Gökçe Gökçeer yazdı: Çok acayip bir amca ve arkadaşı zebra!
Fotoğraf, Kürşat Bayhan imzasını taşıyor. Genç Osman Yavaş’ın kitaplarındaki çizimlerse Nalan Alaca’ya ait.
Genç Osman Yavaş: “Karakterimin anlattıklarına inanmaktan başka çareniz yok…”
Yeğenleriniz için yazdığınız “Amcam ve Ben” dizisinden dizinizden söz edelim mi? Bildiğim kadarıyla iki kitap çıktı; “Havaalanında Bir Zebra” ve “Restoran Macerası”…
Evet, iki kitap çıktı. Ama şimdilik sadece yeğenlerime anlattığım ve kıyıda köşede kâğıda dökülmeyi bekleyen bir sürü uçuk kaçık macera daha var. Özünde Elif’le Peri’yi eğlendirmek amacıyla, bir de ‘acaba amcamın anlattıkları gerçek mi, yoksa uyduruyor mu’ diye gelgitler yaşadıklarını görmeyi sevdiğim için uydurduğum hikayeler bunlar. Çocuklar hikâye dinlerken biz yetişkinlerin artık nedense göstermeye utandığımız türden çok samimi tepkiler veriyorlar. Zaten benim için hikâye anlatmanın en güzel yanı, dinlerken yeğenlerimin yüz ifadelerindeki değişimleri seyretmek…
Kahramanınız nasıl doğdu?
Zebra mı? O aslında bir ihtiyaçtan doğdu. Yeğenlerime ne okusam, ne anlatsam, onları nasıl oyalasam diye düşünürken, kendimi bir hikâye anlatırken buldum.

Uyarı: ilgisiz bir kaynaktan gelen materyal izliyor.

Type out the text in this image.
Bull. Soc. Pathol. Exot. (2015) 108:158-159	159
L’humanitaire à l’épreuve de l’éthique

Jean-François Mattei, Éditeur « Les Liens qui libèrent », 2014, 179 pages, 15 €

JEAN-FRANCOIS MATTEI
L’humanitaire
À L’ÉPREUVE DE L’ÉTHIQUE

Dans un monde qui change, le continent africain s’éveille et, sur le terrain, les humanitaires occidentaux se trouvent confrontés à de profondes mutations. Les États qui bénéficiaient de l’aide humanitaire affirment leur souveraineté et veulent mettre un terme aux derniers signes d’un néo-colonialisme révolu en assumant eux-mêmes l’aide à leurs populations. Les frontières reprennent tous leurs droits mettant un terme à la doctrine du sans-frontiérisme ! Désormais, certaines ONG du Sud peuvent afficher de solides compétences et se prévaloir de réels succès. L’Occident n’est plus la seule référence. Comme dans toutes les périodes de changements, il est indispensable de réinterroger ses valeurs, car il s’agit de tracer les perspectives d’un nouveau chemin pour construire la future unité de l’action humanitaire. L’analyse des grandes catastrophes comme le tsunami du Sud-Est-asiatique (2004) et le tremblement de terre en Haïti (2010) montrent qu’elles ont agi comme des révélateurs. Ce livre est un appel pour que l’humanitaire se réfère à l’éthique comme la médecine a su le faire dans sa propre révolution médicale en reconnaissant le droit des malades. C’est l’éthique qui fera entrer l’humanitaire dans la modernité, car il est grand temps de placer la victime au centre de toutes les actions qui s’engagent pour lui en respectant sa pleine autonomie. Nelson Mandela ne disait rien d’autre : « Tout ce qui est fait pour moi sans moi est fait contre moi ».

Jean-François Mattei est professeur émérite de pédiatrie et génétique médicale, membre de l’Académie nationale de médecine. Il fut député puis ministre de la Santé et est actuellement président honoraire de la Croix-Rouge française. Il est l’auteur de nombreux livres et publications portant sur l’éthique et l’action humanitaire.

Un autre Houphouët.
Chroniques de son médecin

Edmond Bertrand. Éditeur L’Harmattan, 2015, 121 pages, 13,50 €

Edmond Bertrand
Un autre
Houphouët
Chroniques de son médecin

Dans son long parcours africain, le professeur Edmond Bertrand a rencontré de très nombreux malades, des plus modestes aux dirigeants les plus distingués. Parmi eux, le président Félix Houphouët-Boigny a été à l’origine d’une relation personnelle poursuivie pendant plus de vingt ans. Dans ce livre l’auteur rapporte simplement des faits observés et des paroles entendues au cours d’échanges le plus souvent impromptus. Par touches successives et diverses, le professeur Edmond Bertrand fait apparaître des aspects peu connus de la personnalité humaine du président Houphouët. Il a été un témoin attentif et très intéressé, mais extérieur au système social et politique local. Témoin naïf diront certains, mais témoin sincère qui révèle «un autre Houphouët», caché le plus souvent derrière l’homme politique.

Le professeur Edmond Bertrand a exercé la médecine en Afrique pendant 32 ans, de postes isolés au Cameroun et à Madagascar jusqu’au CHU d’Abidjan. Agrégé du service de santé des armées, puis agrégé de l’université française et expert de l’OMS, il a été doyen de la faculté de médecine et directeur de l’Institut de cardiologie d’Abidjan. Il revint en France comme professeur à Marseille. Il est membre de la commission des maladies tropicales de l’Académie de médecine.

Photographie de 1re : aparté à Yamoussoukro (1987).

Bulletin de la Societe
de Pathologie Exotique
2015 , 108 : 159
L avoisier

Anlattığınız o “çatlak” amca siz misiniz? Böyle dediğim için özür dilerim ama karakter çok tatlı olmakla birlikte bayağı uydurukçu…
Birincisi, doğru tahmin ettiniz, bu hikayelerin içinde ben de varım. Uydurukçuluğuna gelince; esas kahramanımız Zebra’nın geçmişi hakkında pek bilgi sahibi değiliz zaten, dolayısıyla amcanın anlattıklarına inanmaktan başka çaremiz yok. İşin aslı onun çatlaklığını ben de seviyorum… Düşünsenize; çocukken masalları çok seven birçok kişi onları artık hatırlamıyor bile. Günlük hayatın zorlukları, tatsızlıkları bu kadar ağır basarken, çocuklarla çocuk olmam ve zaman zaman hayal âlemine balıklama dalabilmem beni çatlak yapıyorsa, üstüne üstlük bu şekilde çocukları ve bazı büyükleri eğlendirebiliyorsam, ‘çatlak’ lakabını iltifat olarak kabul ederim.
O halde amcanın bazı şeylerden söz ederken azıcık attığını kabul ediyorsunuz…
Mümkün tabii! Karakterim sınırları zorlayabiliyor. Ama aslında bize “doğru” olarak sunulan bazı şeylerin esasen ne kadar eğreti, ne kadar yanlış olduğunu anlatmak istiyordum sadece. Bunun için gerekirse ve işe yarayacaksa, her şeyi baş aşağı gösterebilirim.
Yazarlık tuhaf şey, yalancı bir karakteri anlatırken siz de yalanlar uydurmak zorundasınız. Uydurmak işin eğlenceli yanı mı yoksa zor yanı mı?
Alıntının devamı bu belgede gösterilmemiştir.